Another way to change our experience of a space is to remove ceilings. We did this in this project. The original space was divided into a series of small spaces. Not only did we remove the internal walls to create one amazing space we also removed the ceiling and created a new oak structure to hold the existing roof up. Together with roof lights, this helped to create a light, bright, airy space. On this project, we didn’t need to add any new space – we created everything we needed from the existing space through a combination of removing internal and external walls combined with removing the low flat ceiling and incorporating the existing but formally useless loft space part of one beautiful light filled high space.

Removing floors to create drama

As well as removing ceilings, we can also sometimes remove floors.

In this Cotswold cottage, we took away the first and second floors in the middle of the staircase. This instantly created a three-storey space.

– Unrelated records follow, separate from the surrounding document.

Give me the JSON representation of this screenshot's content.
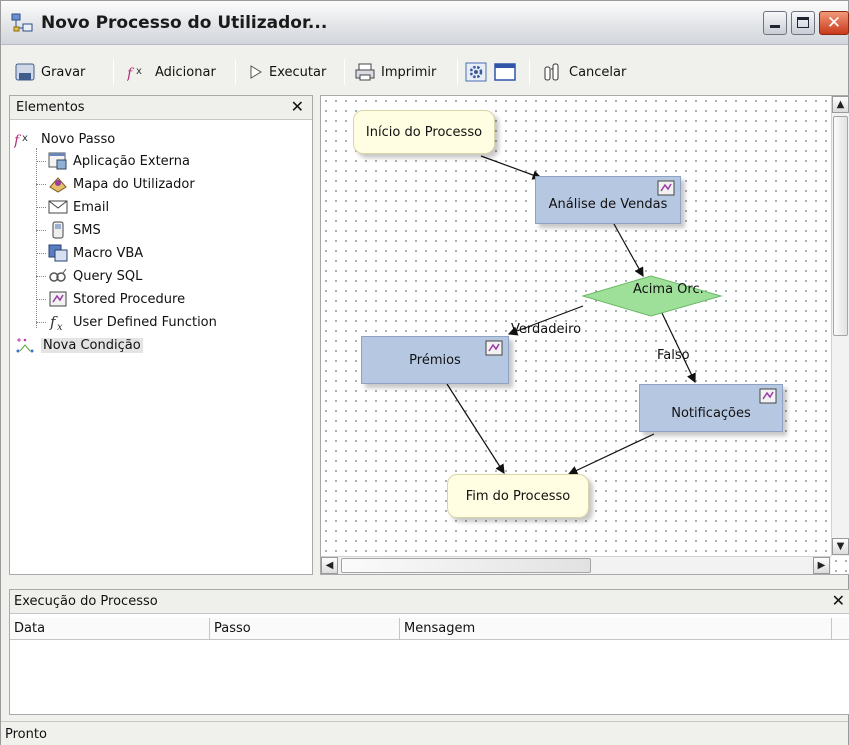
{
  "window": {
    "title": "Novo Processo do Utilizador..."
  },
  "toolbar": {
    "save_label": "Gravar",
    "add_label": "Adicionar",
    "run_label": "Executar",
    "print_label": "Imprimir",
    "cancel_label": "Cancelar"
  },
  "elements_panel": {
    "title": "Elementos",
    "close": "✕",
    "items": [
      {
        "label": "Novo Passo",
        "icon": "function-step-icon"
      },
      {
        "label": "Aplicação Externa",
        "icon": "external-app-icon"
      },
      {
        "label": "Mapa do Utilizador",
        "icon": "user-map-icon"
      },
      {
        "label": "Email",
        "icon": "email-icon"
      },
      {
        "label": "SMS",
        "icon": "sms-phone-icon"
      },
      {
        "label": "Macro VBA",
        "icon": "macro-vba-icon"
      },
      {
        "label": "Query SQL",
        "icon": "sql-query-icon"
      },
      {
        "label": "Stored Procedure",
        "icon": "stored-procedure-icon"
      },
      {
        "label": "User Defined Function",
        "icon": "fx-function-icon"
      },
      {
        "label": "Nova Condição",
        "icon": "condition-icon"
      }
    ]
  },
  "flow": {
    "nodes": {
      "start": "Início do Processo",
      "sales": "Análise de Vendas",
      "decision": "Acima Orc.",
      "prizes": "Prémios",
      "notifications": "Notificações",
      "end": "Fim do Processo"
    },
    "edge_labels": {
      "true": "Verdadeiro",
      "false": "Falso"
    }
  },
  "execution_panel": {
    "title": "Execução do Processo",
    "close": "✕",
    "columns": [
      "Data",
      "Passo",
      "Mensagem"
    ]
  },
  "status": {
    "text": "Pronto"
  },
  "colors": {
    "step_fill": "#b6c7e2",
    "terminal_fill": "#fffde2",
    "decision_fill": "#9ee09a"
  }
}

We also added a roof light at the top of the house so the space was always filled with beautiful ever-changing daylight. The floor space of the hall was perhaps less than three metres square, however it was over seven metres high! This meant that as soon as you entered the house, the space soared. This was an uplifting and expansive experience.

This is perhaps an uncommon experience when one enters many small houses.

Creating bigger openings to create bigger spaces

Bespoke new build Worcestershire home, clay tiles, large two storey windows, set in a large garden.

In the past, glass was a luxury item that afforded very little insulation. For those reasons, its use was limited and windows in older houses tend to be small. Today technology has made large expanses of double or triple glazing available at a cost that’s comparable with other materials. It’s for this reason we will often create glazed walls, as we did in this project.

This gives beautiful views, connecting the inside and outside and creating a much more enjoyable space. It also offers a space that’s much lighter and brighter. Daylight also changes in colour throughout the day from the cool of the morning to the warmth of the evening sun. These glazed walls open onto the garden, ensuring a constant invitation to step through the glass veil to enjoy the outdoor world which brings all of us so much life and health.

Using architectural thinking to re-imagine your house

When considering carrying out work to your home, it’s easy to think that a simple extension may give you what you want and need. However, in our experience, this can often take more than it gives. In many cases it can just create another small space that robs the joy from a previous space which is now darker and less useful than it once was.

If you can create what you need without building, there are huge cost savings both initially and in the long term. Indeed, this careful use of existing space is what makes many of our smaller projects feasible with the budget available. We deliver beautiful, light-filled, functional spaces that connect and transform people’s relationships to their homes and gardens. They also add significant value to our clients’ lives and to their homes overall.

To achieve the very best spaces it is vital that you plan carefully at the start of a project.

Taking away building elements before you add new ones can be an intriguing way to help create a successful project that gives you what you really need, and that costs less both financially and in terms of conserving the world’s precious and finite resources.